Kelsey stared down at the sticks in her hands. She was making peace with the idea that the upcoming festival might be her last big gig with the band for a while, but peace didn’t erase the sting. She would miss playing. Especially playing with these people.
But writing…
She could still write tunes if she was a gazillion months pregnant. This could be her way of being part of things.
Except writing a song meant work sessions. Just her and Eric. Long afternoons. Late nights. Listening to him noodling on the piano. Scribbling heartfelt lyrics. It would ruin her.
And yet, she didn’t know how to say no to any of that.
She looked up from her sticks to Robin and nodded. “I’m in.”
* * * * *
When they shut down for the night, Eric packed his bass into its gig bag in a hurry. He’d been trying to figure some reason to talk to Kelsey alone all week. Some reason to drop the news that he’d broken up with Bria. That no amount of hook-ups or old flames would ever help him forget what he had with Kelsey. That he wanted nothing more in this world than to be with Kelsey again. To earn her trust and love again. For good this time.

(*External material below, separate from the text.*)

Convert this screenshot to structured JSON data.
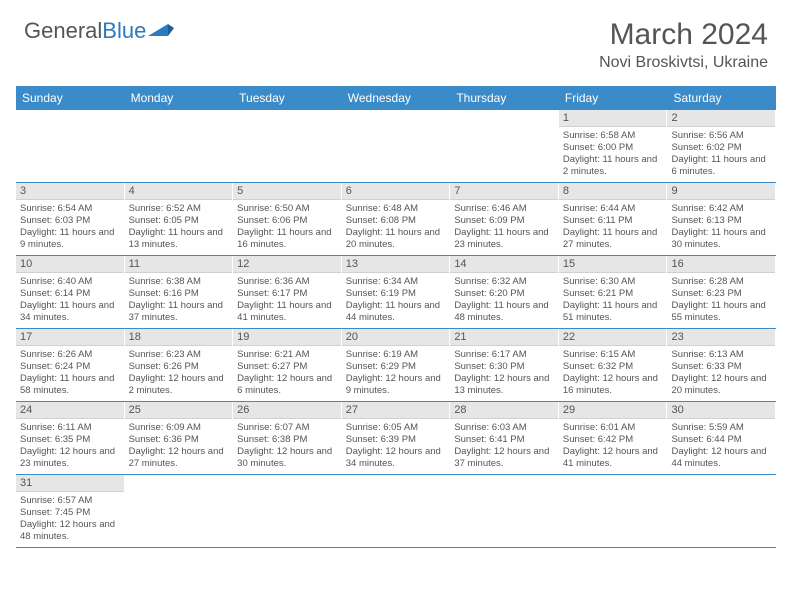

Robin had dropped a gigantic gift in his lap with this songwriting thing. Although Robin wouldn’t think it was such a gift if she knew what he had in mind. Or maybe she did know what she was doing. Probably why she seemed so nervous to ask them in the first place, considering how their breakup had rocked the band.
By the time he zipped the bag shut and turned back to the drum set beside him, Kelsey and her sticks were gone.
“Kel, wait!” he
shouted at her back. She didn’t hear him, and the studio door shut behind her and Natalie. Eric lifted his bass and shuffled across the room to catch up with them, but he wasn’t making any ground navigating the gigantic instrument around chairs and stands.
Finally, he cleared the now-empty room and squeezed through the door in time to see Kelsey and Natalie already at their cars. He trotted toward them, praying he didn’t trip in the grass, and shouted again. “Kel, wait up!”
She froze at her car door, and for a second he though she either didn’t hear him or worse—she heard him and was leaving anyway.
He could tell something had been bugging her all night. For weeks he’d gotten the sense that she was avoiding him, but for the life of him he didn’t know why. Sure, he’d given her a lifetime worth of reasons when they’d broken up, when they’d lost more than just each other. Losing her had nearly destroyed him, especially knowing she was hurting too. At the time he’d thought he was doing the right thing, but now…now he wasn’t so sure he hadn’t done more harm than good.
Still, he thought they were moving past that. Things were easier between them again. Or at least they had been until recently.
Kelsey turned and waited for him to reach her car. She was beautiful illuminated by the moonlight. He wanted to reach out and run his hand along the smooth skin of her face, to kiss her soft, glossy lips under those stars.
Instead, he leaned his bass against the back of his van parked beside her. “Wild, right? You and me writing something. Just us. Without Camille.”
Her pale skin looked paler than normal. Maybe even a little greenish. Her face was missing any trace of the spark he was used to seeing. That bright-eyed, determined spark of hers that he’d fallen in love with. Over and over.
Her signature purple streak fell away from the rest of her straight, raven-black shoulder-length hair. He wanted so badly to reach out and brush it away, to tuck it behind her ear, but he kept his hand at his side.